The New York Times article also refers to the gender shift in the veterinary profession and the fact that women now account for 80 per cent of new graduates. ‘As with most professions, there is a pay gap between men and women,’ it says, ‘and in the veterinary field this has widened since the [economic] downturn.’ It reports that, in 2012, starting salaries for women veterinary graduates in the USA were 16 per cent lower than for men, compared to a 3 per cent difference in 2001.

Regarding farm practice, it draws attention to the difficulties of finding vets to work in underserved areas, and how hard it might be for them to make a living if they do.
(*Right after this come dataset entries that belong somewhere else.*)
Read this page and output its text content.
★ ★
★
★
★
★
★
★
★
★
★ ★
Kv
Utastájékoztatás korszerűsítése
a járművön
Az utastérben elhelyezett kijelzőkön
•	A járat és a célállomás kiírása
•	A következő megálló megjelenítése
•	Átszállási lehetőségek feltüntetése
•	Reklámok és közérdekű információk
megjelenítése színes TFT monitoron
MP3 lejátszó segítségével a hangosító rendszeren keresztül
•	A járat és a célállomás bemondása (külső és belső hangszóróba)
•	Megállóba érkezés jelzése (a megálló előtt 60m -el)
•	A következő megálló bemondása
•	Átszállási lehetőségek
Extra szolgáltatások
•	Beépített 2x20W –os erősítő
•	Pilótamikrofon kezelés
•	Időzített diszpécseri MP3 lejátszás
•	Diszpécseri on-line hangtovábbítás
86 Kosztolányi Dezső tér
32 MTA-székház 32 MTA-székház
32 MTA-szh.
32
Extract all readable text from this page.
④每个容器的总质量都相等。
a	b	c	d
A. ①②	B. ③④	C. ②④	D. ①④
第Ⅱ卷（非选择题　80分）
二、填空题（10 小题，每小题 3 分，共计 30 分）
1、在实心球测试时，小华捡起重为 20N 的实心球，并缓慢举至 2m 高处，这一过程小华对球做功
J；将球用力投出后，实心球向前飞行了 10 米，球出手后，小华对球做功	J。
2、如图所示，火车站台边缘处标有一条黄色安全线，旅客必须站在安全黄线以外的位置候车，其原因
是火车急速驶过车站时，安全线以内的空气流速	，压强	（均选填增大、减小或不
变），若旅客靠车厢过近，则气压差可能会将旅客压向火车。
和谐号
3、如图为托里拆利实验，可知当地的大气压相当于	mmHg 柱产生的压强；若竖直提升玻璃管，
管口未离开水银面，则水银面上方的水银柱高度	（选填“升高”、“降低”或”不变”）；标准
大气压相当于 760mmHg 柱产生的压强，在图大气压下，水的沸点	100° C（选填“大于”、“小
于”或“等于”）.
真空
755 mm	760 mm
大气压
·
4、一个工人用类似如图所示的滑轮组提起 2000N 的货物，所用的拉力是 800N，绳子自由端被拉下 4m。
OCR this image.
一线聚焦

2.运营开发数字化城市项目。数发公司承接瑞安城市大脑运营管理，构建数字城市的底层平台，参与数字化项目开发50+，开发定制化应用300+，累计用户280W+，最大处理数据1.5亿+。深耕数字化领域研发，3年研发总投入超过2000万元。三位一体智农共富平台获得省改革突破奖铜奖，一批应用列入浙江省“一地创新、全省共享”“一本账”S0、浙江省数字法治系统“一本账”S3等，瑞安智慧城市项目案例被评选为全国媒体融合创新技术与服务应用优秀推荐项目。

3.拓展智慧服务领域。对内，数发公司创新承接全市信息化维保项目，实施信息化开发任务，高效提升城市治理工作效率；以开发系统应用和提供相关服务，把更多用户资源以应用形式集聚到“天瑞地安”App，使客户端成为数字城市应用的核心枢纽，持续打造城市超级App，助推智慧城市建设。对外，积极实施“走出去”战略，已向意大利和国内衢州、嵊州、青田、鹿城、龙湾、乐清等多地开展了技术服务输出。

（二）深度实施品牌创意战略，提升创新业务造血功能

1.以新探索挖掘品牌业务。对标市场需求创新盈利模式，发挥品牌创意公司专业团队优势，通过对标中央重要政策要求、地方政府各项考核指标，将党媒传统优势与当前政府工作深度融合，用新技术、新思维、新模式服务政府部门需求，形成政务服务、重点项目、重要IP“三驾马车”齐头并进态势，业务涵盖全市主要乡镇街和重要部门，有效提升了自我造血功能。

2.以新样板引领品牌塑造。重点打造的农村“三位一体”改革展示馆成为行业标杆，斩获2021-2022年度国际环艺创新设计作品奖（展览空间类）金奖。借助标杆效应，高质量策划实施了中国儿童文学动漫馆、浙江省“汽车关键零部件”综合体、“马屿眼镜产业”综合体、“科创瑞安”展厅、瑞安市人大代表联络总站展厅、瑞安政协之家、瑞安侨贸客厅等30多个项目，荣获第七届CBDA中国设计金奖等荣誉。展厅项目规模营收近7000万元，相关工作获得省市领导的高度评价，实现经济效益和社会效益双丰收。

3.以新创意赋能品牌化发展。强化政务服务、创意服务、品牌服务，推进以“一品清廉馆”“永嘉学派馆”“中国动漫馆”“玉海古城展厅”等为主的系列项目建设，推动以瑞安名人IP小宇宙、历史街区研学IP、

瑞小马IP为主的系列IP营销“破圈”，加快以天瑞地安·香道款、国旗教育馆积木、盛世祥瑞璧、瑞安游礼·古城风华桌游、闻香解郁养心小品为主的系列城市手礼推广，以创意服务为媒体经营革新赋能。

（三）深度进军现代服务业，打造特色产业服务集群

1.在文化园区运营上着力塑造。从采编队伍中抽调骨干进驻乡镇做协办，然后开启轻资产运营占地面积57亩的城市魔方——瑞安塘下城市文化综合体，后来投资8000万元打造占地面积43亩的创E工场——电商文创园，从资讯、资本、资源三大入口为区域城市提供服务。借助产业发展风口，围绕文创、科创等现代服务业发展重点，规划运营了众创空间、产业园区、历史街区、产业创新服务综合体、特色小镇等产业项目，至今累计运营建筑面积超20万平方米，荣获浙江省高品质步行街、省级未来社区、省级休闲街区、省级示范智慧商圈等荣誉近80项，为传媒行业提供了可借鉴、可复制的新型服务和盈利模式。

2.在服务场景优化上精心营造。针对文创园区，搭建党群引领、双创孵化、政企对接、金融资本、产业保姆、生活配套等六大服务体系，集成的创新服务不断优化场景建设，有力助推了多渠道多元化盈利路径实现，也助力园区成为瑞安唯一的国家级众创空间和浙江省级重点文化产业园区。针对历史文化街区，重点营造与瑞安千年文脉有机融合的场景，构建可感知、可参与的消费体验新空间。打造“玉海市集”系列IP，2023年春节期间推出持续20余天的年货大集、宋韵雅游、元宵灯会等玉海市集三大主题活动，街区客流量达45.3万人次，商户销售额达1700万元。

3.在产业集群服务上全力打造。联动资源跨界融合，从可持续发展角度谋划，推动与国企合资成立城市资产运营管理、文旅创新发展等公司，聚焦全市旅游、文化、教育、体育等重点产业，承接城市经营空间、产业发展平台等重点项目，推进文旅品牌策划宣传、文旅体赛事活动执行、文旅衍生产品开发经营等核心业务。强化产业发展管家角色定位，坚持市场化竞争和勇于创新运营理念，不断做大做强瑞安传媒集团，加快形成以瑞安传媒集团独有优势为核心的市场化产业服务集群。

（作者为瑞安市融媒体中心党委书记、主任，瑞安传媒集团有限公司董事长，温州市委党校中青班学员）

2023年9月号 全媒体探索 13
Commenting on the New York Times article in a message to its members,2 the American Veterinary Medical Association (AVMA) says it is very aware of the economic challenges facing the profession in the USA and that ‘Unfortunately, none of the issues raised in the article are new to us.’ It draws attention to various veterinary workforce studies it has conducted over the years, including a report from the US National Academy of Sciences in 2012 (VR, June 30, 2012, vol 170, p 656). Called ‘Workforce needs in veterinary medicine’, this expressed concerns about the sustainability of the veterinary profession and a need for the profession to evolve to meet changing societal needs. Among other things, it suggested that there are currently sectors of ‘unmet need’ for veterinarians, to which the profession might usefully contribute more in the future. In particular, it commented, ‘In recent years, the dominant focus of veterinary medicine has shifted from farm animal health to companion animal care, and concerns are growing that this emphasis is directing resources away from veterinary medicine's other, equally important, roles in basic research, public service, food production and other sectors, resulting in a workforce that may be insufficient to address priorities for protecting and advancing animal and human health.’ In one of its more challenging assertions, it suggested the focus of the profession was becoming too narrow and that tackling issues such as global food security and one health would require ‘a new, broader definition of veterinary medicine, of its fundamental competencies, and the focus that veterinary medicine must take’.

The AVMA draws attention to other steps it is taking to address the issues identified in the New York Times article, including carrying out a large workforce study, the results of which are expected later this spring. Not all of the issues identified in the article will be applicable on this side of the Atlantic. However, with similar concerns being expressed about increased numbers of students, rising debt and future employment prospects, thought might usefully be devoted to these matters in the UK.